Ada juga pedagang muslim Gujarat yang setelah Malaka diambil alih Portugis pada 1511 mengalihkan perdagangannya ke Aceh karena mereka bisa mendapatkan komoditas seperti lada, bunga pala, cengkih, timah, emas, dan komoditas lainnya.

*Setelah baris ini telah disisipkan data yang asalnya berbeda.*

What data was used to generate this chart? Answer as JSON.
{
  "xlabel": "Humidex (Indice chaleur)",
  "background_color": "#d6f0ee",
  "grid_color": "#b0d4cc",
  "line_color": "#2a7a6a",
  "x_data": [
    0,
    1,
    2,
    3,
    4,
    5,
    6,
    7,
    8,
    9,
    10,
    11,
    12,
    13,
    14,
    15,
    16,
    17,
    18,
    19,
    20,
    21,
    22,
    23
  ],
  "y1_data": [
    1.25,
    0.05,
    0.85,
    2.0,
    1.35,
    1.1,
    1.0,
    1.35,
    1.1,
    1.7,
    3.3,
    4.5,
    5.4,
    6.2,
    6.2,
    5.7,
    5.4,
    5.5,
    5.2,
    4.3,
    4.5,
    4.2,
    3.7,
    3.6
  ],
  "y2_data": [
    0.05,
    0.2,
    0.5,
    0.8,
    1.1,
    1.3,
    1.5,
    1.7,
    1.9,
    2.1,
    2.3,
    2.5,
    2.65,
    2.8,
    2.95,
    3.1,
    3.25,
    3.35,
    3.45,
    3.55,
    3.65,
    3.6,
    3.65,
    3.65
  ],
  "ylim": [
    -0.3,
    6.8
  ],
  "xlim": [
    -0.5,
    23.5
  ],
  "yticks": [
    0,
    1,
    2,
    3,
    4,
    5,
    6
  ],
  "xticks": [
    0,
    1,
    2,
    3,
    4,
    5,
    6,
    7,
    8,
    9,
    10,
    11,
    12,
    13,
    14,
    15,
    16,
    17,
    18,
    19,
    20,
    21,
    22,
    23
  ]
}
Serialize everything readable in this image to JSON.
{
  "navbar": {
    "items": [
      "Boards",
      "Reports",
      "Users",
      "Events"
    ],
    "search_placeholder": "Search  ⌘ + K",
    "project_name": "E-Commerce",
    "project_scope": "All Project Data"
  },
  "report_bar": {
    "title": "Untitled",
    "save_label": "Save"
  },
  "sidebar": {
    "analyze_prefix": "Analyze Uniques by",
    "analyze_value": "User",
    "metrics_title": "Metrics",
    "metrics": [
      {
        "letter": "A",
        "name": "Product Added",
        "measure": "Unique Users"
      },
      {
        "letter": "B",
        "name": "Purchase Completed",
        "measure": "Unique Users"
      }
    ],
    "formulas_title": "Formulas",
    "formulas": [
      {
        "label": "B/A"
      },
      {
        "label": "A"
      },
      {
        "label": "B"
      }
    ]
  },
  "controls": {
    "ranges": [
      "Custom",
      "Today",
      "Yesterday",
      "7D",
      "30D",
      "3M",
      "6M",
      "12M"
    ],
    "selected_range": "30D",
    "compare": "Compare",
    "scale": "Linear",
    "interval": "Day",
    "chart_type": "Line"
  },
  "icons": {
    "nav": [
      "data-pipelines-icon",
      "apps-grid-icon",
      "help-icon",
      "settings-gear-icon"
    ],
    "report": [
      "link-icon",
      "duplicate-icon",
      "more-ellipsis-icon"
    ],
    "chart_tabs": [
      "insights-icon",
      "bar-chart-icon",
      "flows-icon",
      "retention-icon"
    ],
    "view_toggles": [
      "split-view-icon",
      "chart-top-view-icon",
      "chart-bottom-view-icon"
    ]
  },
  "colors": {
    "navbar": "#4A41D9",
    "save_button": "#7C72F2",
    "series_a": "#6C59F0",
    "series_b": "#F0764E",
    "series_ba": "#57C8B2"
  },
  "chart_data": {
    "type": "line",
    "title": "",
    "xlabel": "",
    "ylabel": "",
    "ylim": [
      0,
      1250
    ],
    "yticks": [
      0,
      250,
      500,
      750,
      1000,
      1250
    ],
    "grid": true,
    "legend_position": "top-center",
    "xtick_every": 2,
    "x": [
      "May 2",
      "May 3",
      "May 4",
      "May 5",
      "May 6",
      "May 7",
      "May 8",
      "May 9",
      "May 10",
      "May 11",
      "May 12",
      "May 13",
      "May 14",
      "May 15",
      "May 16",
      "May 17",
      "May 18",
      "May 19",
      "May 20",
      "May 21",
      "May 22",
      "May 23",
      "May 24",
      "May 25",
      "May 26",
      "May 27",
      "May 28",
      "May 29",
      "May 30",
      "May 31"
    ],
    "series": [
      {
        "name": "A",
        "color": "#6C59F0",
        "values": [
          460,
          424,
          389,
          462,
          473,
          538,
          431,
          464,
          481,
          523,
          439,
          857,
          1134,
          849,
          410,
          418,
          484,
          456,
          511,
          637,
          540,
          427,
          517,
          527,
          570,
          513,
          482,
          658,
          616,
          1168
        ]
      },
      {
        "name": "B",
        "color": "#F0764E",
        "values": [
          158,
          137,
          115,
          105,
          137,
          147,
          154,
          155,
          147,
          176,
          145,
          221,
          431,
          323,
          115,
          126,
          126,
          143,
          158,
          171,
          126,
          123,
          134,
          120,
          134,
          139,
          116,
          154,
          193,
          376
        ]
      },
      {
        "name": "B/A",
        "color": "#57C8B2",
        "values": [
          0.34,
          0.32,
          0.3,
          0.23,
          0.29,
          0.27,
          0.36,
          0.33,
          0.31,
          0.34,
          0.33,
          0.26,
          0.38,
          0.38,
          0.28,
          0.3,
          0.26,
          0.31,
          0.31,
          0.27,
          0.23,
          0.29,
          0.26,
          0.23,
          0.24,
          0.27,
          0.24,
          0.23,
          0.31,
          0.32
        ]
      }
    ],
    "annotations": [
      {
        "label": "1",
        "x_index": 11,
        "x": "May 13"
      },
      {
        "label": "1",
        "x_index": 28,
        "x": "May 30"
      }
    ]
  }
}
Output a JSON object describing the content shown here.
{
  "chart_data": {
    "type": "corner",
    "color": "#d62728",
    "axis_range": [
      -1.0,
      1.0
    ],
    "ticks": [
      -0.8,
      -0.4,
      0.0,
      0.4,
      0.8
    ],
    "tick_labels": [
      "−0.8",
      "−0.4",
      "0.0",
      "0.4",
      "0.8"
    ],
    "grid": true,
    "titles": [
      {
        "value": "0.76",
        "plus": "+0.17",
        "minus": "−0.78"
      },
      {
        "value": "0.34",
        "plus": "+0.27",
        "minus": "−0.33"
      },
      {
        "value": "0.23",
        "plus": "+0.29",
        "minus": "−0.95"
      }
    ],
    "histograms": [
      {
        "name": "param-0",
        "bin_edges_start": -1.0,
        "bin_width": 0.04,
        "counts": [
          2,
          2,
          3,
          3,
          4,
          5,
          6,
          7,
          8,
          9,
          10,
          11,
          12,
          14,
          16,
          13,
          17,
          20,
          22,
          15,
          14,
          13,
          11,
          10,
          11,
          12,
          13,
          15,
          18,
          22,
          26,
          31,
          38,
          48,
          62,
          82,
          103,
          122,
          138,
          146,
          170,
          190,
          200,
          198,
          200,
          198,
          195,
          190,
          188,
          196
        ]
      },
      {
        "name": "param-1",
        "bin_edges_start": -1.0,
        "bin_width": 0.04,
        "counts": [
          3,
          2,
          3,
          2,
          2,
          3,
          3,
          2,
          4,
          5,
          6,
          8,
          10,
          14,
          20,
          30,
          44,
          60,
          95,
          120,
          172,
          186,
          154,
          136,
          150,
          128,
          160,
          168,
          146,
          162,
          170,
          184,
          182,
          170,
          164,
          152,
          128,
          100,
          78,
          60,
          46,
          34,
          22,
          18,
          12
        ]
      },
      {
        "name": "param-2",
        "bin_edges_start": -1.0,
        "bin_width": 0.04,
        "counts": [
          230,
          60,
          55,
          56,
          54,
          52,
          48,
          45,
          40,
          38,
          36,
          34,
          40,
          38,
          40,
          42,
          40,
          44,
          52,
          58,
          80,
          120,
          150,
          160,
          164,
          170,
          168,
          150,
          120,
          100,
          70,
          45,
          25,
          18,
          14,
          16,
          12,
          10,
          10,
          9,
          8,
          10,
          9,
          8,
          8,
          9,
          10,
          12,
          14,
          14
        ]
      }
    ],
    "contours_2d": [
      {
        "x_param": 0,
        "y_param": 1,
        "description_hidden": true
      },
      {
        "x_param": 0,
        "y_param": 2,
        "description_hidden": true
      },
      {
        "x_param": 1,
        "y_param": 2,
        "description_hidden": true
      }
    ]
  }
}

Pada akhir abad ke-16 para penguasa dan bangsawan Golkanda turut berinvestasi dalam pelayaran dan perdagangan. Hal ini yang kemudian mendorong para orang muslim khususnya orang Persia dan Golkanda menyediakan sumber daya untuk melakukan pelayaran dan perdagangan yang terbentang dari Koromondel Utara dan berpusat di Masulipatnam di pelabuhan-pelabuhan Asia Tenggara khususnya Aceh. Aceh pun menghargai arus perdagangan dari Golkanda dan mengirimkan agen permanen di Masulipatnam, begitu pula dengan Golkanda yang menempatkan agen di Aceh.
Daftar Pustaka:
Andaya, L. Y. (2019). Selat Malaka, Sejarah Perdagangan dan Etnisitas. Depok: Komunitas Bambu.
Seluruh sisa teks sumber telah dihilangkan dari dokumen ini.